Waikato / moa

MOA is an open source framework for Big Data stream mining. It includes a collection of machine learning algorithms (classification, regression, clustering, outlier detection, concept drift detection and recommender systems) and tools for evaluation.
http://moa.cms.waikato.ac.nz/
GNU General Public License v3.0
603 stars 352 forks source link

Date attribute error #248

Open mik3hall opened 2 years ago

mik3hall commented 2 years ago

Getting an error on a arff file date attribute

@relation R_data_frame

@attribute timestamp Date "dd MMMMM yyyy HH:mm:ss"

I believe this is the same format as shown in the ARFF specification.

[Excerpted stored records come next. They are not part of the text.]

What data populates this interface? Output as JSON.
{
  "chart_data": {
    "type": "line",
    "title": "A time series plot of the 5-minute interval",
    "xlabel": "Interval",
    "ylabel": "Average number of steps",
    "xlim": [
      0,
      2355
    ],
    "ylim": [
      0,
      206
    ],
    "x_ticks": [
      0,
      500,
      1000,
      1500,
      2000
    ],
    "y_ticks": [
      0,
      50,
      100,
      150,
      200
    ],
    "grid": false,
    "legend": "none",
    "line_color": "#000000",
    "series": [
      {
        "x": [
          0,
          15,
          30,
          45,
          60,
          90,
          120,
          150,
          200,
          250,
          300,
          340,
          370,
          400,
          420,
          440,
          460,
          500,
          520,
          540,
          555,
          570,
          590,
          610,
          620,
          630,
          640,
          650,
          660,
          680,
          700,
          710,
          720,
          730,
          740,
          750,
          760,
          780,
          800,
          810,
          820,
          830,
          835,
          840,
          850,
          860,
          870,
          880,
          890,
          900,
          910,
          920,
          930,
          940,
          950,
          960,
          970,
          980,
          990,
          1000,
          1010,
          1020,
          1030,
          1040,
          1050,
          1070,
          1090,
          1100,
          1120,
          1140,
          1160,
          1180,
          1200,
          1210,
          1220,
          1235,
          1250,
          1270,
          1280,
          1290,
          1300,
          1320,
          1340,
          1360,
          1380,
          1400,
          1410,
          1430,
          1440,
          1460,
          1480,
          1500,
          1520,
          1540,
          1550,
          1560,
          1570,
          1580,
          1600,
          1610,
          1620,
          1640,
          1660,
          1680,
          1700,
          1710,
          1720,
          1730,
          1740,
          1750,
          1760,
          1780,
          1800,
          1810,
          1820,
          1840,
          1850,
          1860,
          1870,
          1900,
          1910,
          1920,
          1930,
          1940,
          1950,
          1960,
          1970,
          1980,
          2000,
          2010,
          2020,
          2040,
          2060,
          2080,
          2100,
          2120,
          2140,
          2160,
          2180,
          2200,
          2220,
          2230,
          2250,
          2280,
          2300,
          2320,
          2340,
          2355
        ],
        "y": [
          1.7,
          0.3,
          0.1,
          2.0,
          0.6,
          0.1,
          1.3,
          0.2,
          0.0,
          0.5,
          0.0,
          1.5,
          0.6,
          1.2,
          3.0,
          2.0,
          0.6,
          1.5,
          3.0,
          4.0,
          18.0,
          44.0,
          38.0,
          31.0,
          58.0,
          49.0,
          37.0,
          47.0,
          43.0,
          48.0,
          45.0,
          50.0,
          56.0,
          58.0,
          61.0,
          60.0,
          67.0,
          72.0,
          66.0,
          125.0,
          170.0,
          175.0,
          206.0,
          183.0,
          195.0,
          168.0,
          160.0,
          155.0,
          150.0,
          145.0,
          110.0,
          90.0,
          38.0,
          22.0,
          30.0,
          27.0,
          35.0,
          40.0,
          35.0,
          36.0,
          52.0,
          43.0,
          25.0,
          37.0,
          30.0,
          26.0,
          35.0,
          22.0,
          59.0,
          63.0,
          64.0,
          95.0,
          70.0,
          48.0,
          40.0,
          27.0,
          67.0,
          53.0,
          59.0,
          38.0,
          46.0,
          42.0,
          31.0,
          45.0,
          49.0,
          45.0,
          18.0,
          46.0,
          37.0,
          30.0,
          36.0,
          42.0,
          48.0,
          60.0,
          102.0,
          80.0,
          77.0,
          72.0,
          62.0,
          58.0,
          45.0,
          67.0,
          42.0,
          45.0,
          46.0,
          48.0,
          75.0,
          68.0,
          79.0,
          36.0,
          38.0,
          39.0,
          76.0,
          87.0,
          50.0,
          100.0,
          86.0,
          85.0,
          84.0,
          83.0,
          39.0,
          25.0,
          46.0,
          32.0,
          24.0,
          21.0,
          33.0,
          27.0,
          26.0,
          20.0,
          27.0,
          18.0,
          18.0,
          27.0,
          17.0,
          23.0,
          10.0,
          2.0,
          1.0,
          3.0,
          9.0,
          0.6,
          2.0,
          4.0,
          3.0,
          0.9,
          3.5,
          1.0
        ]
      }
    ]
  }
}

Some data... "2017-12-31 18:01:00",2,40.0,2376.58,2399.5,2357.14,2374.59,19.23300519,2373.1163915061647,-0.004218152387429286 "2017-12-31 18:01:00",0,5.0,8.53,8.53,8.53,8.53,78.38,8.53,-0.014398966468964769

The error Failure reason: For input string: "2017-12-31 18:01:00" STACK TRACE java.lang.NumberFormatException: For input string: "2017-12-31 18:01:00" at sun.misc.FloatingDecimal.readJavaFormatString(FloatingDecimal.java:2043) at sun.misc.FloatingDecimal.parseDouble(FloatingDecimal.java:110) at java.lang.Double.parseDouble(Double.java:538) at java.lang.Double.valueOf(Double.java:502) at com.yahoo.labs.samoa.instances.ArffLoader.readInstanceDense(ArffLoader.java:163) at com.yahoo.labs.samoa.instances.ArffLoader.readInstance(ArffLoader.java:130) at com.yahoo.labs.samoa.instances.Instances.readInstance(Instances.java:477) at moa.streams.ArffFileStream.readNextInstanceFromFile(ArffFileStream.java:157) at moa.streams.ArffFileStream.restart(ArffFileStream.java:148) at moa.streams.ArffFileStream.prepareForUseImpl(ArffFileStream.java:94) at moa.options.AbstractOptionHandler.prepareForUse(AbstractOptionHandler.java:86) at moa.options.OptionsHandler.prepareClassOptions(OptionsHandler.java:149) at moa.options.AbstractOptionHandler.prepareClassOptions(AbstractOptionHandler.java:151) at moa.tasks.AbstractTask.doTask(AbstractTask.java:52) at moa.tasks.TaskThread.run(TaskThread.java:76)

I've tried it with and without double quoting the date format. Looking at the source it appears no special date handling is being done and it is just assuming a numeric value.